Srinivas V. Veeravalli

K K Thaplyal

Srinivas V. Veeravalli obtained his PhD from Cornell University in 1989 and after a two-year stint as a post-doctoral fellow at the Center for Turbulence Research, joined the Applied Mechanics Department at IIT Delhi as a faculty member. Since December 1991 he has worked there, barring a short stay (2002-2004) at SDM College of Engineering and Technology, Dharwad.

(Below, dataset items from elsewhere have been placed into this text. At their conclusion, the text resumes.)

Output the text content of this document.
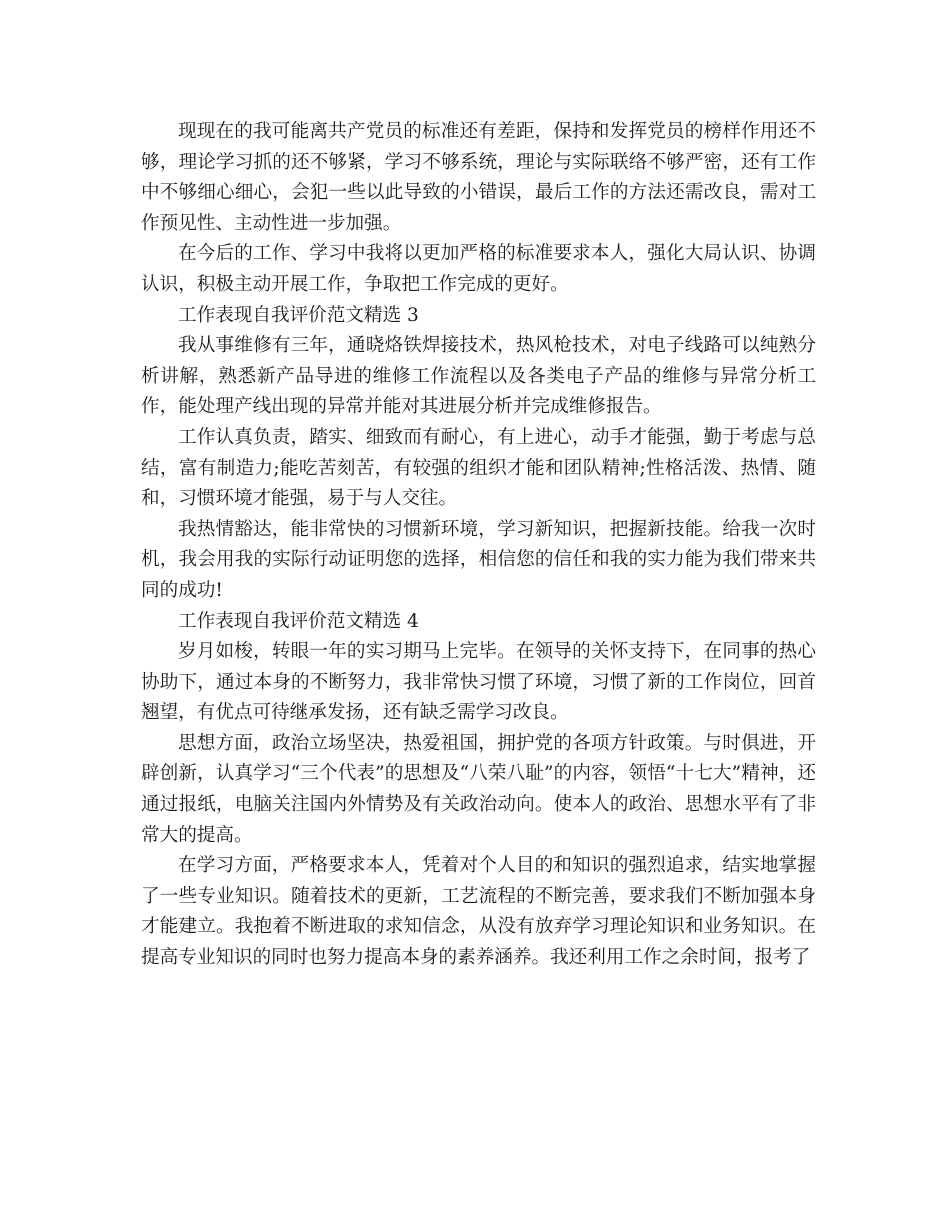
现现在的我可能离共产党员的标准还有差距，保持和发挥党员的榜样作用还不够，理论学习抓的还不够紧，学习不够系统，理论与实际联络不够严密，还有工作中不够细心细心，会犯一些以此导致的小错误，最后工作的方法还需改良，需对工作预见性、主动性进一步加强。

在今后的工作、学习中我将以更加严格的标准要求本人，强化大局认识、协调认识，积极主动开展工作，争取把工作完成的更好。

工作表现自我评价范文精选 3

我从事维修有三年，通晓烙铁焊接技术，热风枪技术，对电子线路可以纯熟分析讲解，熟悉新产品导进的维修工作流程以及各类电子产品的维修与异常分析工作，能处理产线出现的异常并能对其进展分析并完成维修报告。

工作认真负责，踏实、细致而有耐心，有上进心，动手才能强，勤于考虑与总结，富有制造力;能吃苦刻苦，有较强的组织才能和团队精神;性格活泼、热情、随和，习惯环境才能强，易于与人交往。

我热情豁达，能非常快的习惯新环境，学习新知识，把握新技能。给我一次时机，我会用我的实际行动证明您的选择，相信您的信任和我的实力能为我们带来共同的成功!

工作表现自我评价范文精选 4

岁月如梭，转眼一年的实习期马上完毕。在领导的关怀支持下，在同事的热心协助下，通过本身的不断努力，我非常快习惯了环境，习惯了新的工作岗位，回首翘望，有优点可待继承发扬，还有缺乏需学习改良。

思想方面，政治立场坚决，热爱祖国，拥护党的各项方针政策。与时俱进，开辟创新，认真学习“三个代表”的思想及“八荣八耻”的内容，领悟“十七大”精神，还通过报纸，电脑关注国内外情势及有关政治动向。使本人的政治、思想水平有了非常大的提高。

在学习方面，严格要求本人，凭着对个人目的和知识的强烈追求，结实地掌握了一些专业知识。随着技术的更新，工艺流程的不断完善，要求我们不断加强本身才能建立。我抱着不断进取的求知信念，从没有放弃学习理论知识和业务知识。在提高专业知识的同时也努力提高本身的素养涵养。我还利用工作之余时间，报考了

Prof. Veeravalli divides his research time between conventional engineering and “traditional” science and engineering. In the former, he has worked on fundamental problems such as the applicability of stability theory to fully developed wall-bounded turbulent flows and the interaction of boundary-layer and free-stream turbulence, and applied problems such as optimised ceiling fans, vertical axis wind turbines etc. In the latter, he has studied several examples of traditional engineering structures related to water, such as the Anangpur Dam (near Delhi), the kuin-par system of Rajasthan and the Grand Anicut (Kallanai) of Tamil Nadu

Abstract of the lectures

We will examine some examples of traditional science and engineering, in India, related to water. Our interest in these structures stems primarily from the expectation that they provide illustrations of a different point of view and method of analysis in science, engineering and design. It is of course important that these systems have existed for several centuries, perhaps even millennia, and have survived and continue to function efficiently unless impaired by interventions that do not altogether comprehend the design principles presupposed in these structures. In each case the attempt will be to understand the basis of design and functioning of these systems, which are innovations specific to the region, topography and local needs and at the same time take account of the larger ecosystem and ecological principles. In other words, they are not just based on random rules of thumb (jugaad local interventions) but have a theoretical basis and method. These structures then illustrate successful and functioning experiments in engineering which presuppose an alternative theory of science, engineering and design. They would significantly contribute to laying the foundations of a debate that challenges the presuppositions and method of modern/mainstream science, engineering and design.

In the first lecture we will discuss the Anangpur dam and the kuin-par system of Rajasthan. The second would focus on the Grand Anicut and the tank-anicut system prevalent in South India.